I looked at my watch. 2:45 pm. “Is it too late to have my appointment? I was scheduled for two o’clock.”
“Date of birth?”
I told her my birthdate.
She looked up. “No, you’re not scheduled here.”
What? “Aspen Dental? Yes, I am. I know because when I called, I thought of Colorado, and how my cousin and I nearly drove there in the middle of the night from Pittsburgh after …”
She was looking at her book. “No, you are not scheduled. Are you sure it was with us?”
“Yes!” I was adamant. “Look! I held out my cell phone. This is my phone call to you this morning.” I tapped my phone where the number appeared.
Silence. “But Miss Amy, that’s not our number.” The receptionist’s voice soothed as she added the honorific to soften the blow.
I clutched my white cane in confusion. My shoulders slumped.
“There is another dental office called Peach Street Dental and Dentures a few blocks away. Perhaps you called them?” She sounded practical. “It’s right by Chick-Fil-A.”
I looked at my notebook and found the name of that dental practice on the sheet. It had a little heart beside the address. At the bottom in bold black a note read “2pm.” And scrawled about six inches over was Chick-Fil-A.
Aspen Dental was listed just after the name she mentioned..
My eyes must have landed on that name, and I somehow misread it. That can happen to a sighted person, too, right? The big thing is how are you going to handle this embarrassment? Dignity, Amy, dignity.
“Yes, I think I made a mistake.”
She probably couldn’t see me roll my eyes because my mask, like a pair of pants with the elastic stretched out, nearly covered them. She might have been able to guess I was smiling under my mask though.

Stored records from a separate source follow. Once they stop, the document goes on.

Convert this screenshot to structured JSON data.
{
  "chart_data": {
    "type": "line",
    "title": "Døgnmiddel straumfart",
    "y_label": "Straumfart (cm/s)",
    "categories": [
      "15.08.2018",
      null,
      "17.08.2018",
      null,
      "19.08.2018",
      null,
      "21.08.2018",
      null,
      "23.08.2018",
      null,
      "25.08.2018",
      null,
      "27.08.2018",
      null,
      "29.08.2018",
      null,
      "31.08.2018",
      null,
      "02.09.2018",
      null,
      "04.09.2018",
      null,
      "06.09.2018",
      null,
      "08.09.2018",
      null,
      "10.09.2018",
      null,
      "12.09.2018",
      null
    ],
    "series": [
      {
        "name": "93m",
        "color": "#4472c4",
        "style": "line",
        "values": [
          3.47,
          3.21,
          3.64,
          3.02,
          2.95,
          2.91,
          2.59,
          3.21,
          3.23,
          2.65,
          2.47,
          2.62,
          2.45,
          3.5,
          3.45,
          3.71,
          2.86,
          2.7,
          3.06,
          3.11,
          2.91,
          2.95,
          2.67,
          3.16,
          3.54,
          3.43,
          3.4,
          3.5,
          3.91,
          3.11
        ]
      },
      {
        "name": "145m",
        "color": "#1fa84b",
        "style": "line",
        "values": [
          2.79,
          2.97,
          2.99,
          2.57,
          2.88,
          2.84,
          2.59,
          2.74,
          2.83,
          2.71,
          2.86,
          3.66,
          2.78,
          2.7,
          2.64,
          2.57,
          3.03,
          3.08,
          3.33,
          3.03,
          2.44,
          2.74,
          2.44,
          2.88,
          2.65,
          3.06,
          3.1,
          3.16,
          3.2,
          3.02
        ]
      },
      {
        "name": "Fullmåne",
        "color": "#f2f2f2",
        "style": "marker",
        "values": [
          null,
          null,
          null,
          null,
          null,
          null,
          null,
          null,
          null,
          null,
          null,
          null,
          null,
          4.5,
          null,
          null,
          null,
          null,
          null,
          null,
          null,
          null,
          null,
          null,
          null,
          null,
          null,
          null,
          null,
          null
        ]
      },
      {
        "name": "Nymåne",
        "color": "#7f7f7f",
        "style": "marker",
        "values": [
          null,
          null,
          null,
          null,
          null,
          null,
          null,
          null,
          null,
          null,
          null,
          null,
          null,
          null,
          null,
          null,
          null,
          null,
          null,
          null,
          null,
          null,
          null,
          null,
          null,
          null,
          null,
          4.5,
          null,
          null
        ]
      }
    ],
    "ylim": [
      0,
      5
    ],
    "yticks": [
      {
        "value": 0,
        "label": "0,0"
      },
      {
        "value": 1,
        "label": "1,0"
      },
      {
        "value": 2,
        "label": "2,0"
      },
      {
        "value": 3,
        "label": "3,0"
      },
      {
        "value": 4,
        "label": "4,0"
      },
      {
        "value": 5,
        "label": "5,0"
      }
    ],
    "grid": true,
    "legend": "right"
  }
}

My eyes rested on her wedding ring. “Well, you have a story to tell your husband tonight,” I said, brightly.
“That I do. Let me call the other dental practice and tell me you’re on your way in. They’ll wait for you, I’m sure.”
I thanked her, and swung my cane out in a wide arc to find the entrance. Every day I found myself facing an unexpected adventure. Life never let me down. A gust of wind nearly blew me over outside. For a moment, I felt like Mary Poppins. But instead of an umbrella to carry me along, I had a white cane. As I swept my way to the car, the words came to me, “A spoonful of sugar helps the medicine go down…”
The sweet response from the receptionist sure helped me get rid of that awful taste on my tongue as my apology went down. She could have tapped back even more pointedly to my phone tapping, or responded in a number of snide ways. But she chose kindness.
“Sorry Mike, I was at the wrong place.” I giggled behind my mask. “It’s next to ….”
“Let me guess,” he said, “Chick-Fil-A.” He pulled out of the parking lot, resigned to his fate as my driver.
“You got it.”
When have you gone to the wrong place? How did you handle the situation? Did you see the humor of it afterward?